O novelista Carlos Lombardi concorda com a visão de Walcyr Carrasco. Para ele, o caco não é bem vindo quase nunca porque o ator está inserido apenas em sua história individual dentro da novela e pode acabar falando algo que atrapalhe o desenvolvimento de outros personagens. Ele comentou que apenas um ator teve autorização para utilizar caco em suas novelas, Lima Duarte.
A visão dos diretores
Mas alguns diretores discordam dessa rigidez de diálogos imposta pelos roteiristas. Luiz Fernando de Carvalho, enquanto conduzida "Velho Chico" (2016) participou de uma reportagem para o "Fantástico" em que explicava seu método de trabalho na composição das cenas da novela. "Eu incentivo os atores e atrizes a criarem em cima dos personagens".
O exemplo mais emblemático aconteceu em "Avenida Brasil" (2012). A novela de João Emanuel Carneiro fez sucesso também por conta dos muitos cacos criados pelo elenco. A diretora Amora Mautner chegou a explicar à época que tinha um acordo com o autor. "Ele me dava uns 10 segundos antes da cena começar de fato e eu liberava o elenco para o caco. Até que um personagem específico dizia uma marca e a cena começava, como propunha o roteiro", justificou.

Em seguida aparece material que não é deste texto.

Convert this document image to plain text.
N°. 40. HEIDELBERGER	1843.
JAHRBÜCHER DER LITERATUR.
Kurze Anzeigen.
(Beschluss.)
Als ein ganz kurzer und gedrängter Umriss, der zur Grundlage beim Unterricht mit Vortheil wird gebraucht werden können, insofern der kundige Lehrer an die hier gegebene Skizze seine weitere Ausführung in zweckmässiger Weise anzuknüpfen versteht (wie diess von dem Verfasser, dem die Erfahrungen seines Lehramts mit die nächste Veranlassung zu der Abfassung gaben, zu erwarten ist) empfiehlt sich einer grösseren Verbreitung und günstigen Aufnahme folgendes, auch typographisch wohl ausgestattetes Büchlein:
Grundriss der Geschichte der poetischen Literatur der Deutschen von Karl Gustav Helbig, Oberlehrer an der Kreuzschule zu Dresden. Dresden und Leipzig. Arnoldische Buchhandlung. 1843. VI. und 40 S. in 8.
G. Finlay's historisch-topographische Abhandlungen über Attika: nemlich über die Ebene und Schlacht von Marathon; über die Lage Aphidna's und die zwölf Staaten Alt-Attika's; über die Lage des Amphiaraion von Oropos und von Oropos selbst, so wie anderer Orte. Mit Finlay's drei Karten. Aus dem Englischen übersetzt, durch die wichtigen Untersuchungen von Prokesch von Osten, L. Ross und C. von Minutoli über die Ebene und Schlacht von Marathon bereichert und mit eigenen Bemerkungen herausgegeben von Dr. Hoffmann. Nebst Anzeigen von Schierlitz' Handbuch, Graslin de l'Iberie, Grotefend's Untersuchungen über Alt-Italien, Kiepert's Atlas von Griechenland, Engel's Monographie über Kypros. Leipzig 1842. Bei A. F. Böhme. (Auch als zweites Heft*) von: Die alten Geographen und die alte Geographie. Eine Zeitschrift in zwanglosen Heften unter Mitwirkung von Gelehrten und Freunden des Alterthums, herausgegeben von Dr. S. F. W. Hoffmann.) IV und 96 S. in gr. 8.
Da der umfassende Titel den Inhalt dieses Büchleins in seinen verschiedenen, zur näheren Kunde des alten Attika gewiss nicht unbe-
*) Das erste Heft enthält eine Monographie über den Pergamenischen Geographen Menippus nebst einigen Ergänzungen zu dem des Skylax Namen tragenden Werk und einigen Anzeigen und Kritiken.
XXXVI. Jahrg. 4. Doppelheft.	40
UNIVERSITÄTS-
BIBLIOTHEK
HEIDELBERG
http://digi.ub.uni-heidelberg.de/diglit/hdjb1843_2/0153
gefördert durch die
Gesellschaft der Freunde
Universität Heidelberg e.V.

Algumas cenas de caco da novela acabaram se tornando icônicas para o público, como o caso de Zezé (Cacau Protásio) dançando e cantando sua própria versão de uma música. "Eu quero ver, tu me chamar de amendoim", cantarolava a empregada de Carminha (Adriana Esteves) em cena para delírio do público.
Novela de época e os cacos
O sucesso do folhetim foi tanto que Amora tentou repetir a dose em sua novela seguinte. Em "Joia Rara" (2013), a diretora permitiu que o núcleo do teatro também praticasse cacos, mas as situações acabaram não surtindo o mesmo efeito positivo. Palavras com gírias atuais foram ditas por mais de uma ocasião e surpreendiam até as autoras Duca Rachid e Thelma Guedes quando iam para o ar.
O erro de Cláudia Raia em "Verão 90" acabou por levantar um novo debate sobre um tema que é recorrente. A eterna guerra pelo tom autoral dos personagens: de um lado os novelistas que querem ser os proprietários intelectuais da obra, do outro diretores e elenco que querem dar uma pitada de visão própria para o texto e que, em alguns casos, acabam gerando gafes incríveis. A propósito, quem escreveu "Fera Ferida" (1993) foram Aguinaldo Silva, Ricardo Linhares e Ana Maria Moretzshon.